Se questo vale come un successo politico, perché non prendersi a schiaffi ripetutamente per un certo tempo? Dopo tutto, ci si sentirà benissimo, una volta che si smette.

Considerato tutto questo, vi potreste chiedere in che modo la ‘mediamacro’ faccia tanta presa sul dibattito inglese. Non è il caso di dar la colpa agli economisti. Come il signor Wren-Lewis documenta, sono molto pochi gli economisti accademici britannici che accettano l’idea che l’austerità sia stata giustificata (diversamente dagli economisti impiegati nel settore finanziario). Questa ortodossia mediatica si è radicata non a causa, ma nonostante quello che gli economisti seri avevano da dire.

Tuttavia, lo stesso di può dire del ‘Bowles Simpsonismo’ [1] negli Stati Uniti, e sappiamo come quella dottrina per un certo periodo ebbe tanta influenza. Fu una sorta di atteggiamento, riguardò persone influenti che credevano che pontificare sulla necessità di fare sacrifici – per la verità, che gli altri facessero sacrifici – sarebbe sembrato previdente e serio. Da lì venne la preferenza per un racconto che dava la priorità ai discorsi duri sui deficit, anziché a ragionamenti profondi sulla creazione di posti di lavoro.

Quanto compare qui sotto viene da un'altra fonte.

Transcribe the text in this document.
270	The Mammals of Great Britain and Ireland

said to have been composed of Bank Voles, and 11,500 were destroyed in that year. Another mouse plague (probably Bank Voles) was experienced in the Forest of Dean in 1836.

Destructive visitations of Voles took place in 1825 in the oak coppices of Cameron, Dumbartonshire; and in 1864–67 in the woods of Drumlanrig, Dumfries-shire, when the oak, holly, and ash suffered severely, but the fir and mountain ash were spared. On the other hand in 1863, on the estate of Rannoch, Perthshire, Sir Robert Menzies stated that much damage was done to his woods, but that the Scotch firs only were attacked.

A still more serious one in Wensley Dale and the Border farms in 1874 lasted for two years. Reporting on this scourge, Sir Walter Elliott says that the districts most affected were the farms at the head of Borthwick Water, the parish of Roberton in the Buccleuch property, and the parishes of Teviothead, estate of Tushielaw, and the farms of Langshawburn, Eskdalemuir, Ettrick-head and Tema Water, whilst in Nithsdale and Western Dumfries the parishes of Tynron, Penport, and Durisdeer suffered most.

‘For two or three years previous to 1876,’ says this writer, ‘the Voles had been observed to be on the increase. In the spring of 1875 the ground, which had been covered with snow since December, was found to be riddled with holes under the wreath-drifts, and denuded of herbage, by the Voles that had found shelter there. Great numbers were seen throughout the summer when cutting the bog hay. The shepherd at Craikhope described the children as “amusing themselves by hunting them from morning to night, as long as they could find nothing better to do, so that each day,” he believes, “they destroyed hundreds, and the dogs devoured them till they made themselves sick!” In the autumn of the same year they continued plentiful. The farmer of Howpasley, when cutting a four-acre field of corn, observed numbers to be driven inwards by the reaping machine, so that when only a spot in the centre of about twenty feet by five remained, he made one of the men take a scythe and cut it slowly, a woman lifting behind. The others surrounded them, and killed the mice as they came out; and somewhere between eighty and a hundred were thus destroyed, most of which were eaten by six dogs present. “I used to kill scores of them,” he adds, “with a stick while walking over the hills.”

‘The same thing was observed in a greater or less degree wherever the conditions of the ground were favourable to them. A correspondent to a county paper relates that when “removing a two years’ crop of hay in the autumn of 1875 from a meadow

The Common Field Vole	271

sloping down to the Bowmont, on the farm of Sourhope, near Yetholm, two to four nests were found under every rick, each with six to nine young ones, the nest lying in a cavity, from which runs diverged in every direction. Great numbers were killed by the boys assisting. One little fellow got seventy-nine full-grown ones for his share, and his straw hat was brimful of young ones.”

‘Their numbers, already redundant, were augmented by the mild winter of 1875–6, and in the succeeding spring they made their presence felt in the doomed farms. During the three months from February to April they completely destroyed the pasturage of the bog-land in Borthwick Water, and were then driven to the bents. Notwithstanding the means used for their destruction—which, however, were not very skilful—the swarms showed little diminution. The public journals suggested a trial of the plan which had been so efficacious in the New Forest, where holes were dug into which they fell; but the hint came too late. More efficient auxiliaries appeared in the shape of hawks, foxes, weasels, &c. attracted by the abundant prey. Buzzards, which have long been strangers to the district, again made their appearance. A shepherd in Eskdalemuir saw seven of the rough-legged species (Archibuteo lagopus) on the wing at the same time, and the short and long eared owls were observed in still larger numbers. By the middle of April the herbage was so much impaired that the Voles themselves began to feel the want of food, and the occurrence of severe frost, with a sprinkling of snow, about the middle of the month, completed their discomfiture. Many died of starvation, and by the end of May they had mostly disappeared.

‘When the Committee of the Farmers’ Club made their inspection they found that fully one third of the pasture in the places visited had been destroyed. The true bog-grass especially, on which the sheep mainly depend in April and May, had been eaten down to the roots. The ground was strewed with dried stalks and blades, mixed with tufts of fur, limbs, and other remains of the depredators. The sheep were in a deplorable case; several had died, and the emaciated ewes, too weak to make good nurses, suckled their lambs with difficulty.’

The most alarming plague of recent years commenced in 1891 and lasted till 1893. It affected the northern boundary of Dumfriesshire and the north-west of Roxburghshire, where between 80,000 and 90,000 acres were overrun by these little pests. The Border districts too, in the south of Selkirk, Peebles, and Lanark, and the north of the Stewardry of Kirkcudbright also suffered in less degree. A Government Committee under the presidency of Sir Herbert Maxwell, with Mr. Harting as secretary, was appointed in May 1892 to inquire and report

Come ho detto, negli Stati Uniti fondamentalmente tutto questo è stato superato, per svariate ragioni – tra le altre, ritengo, la crescita di un giornalismo analitico, in luoghi come The Times’s The Upshot [2]. Ma il Regno Unito non ce l’ha; una elezione che dovrebbe vertere su problemi reali, sarà anche troppo probabilmente dominata dalle fantasie ‘mediamacro’.

 

[1] Dai nomi dei due copresidenti di una commissione congressuale sul deficit, uno democratico (Bowles) e l’altro repubblicano (Simpson), che all’epoca venne sostenuta da Obama, e che produsse varie raccomandazioni ispirate alla logica di un abbattimento delle spese sociali.

[2] E un rubrica del New York Times, che ‘va alla sostanza, per così dire (“Upshot” significa “risultato, esito, prodotto”).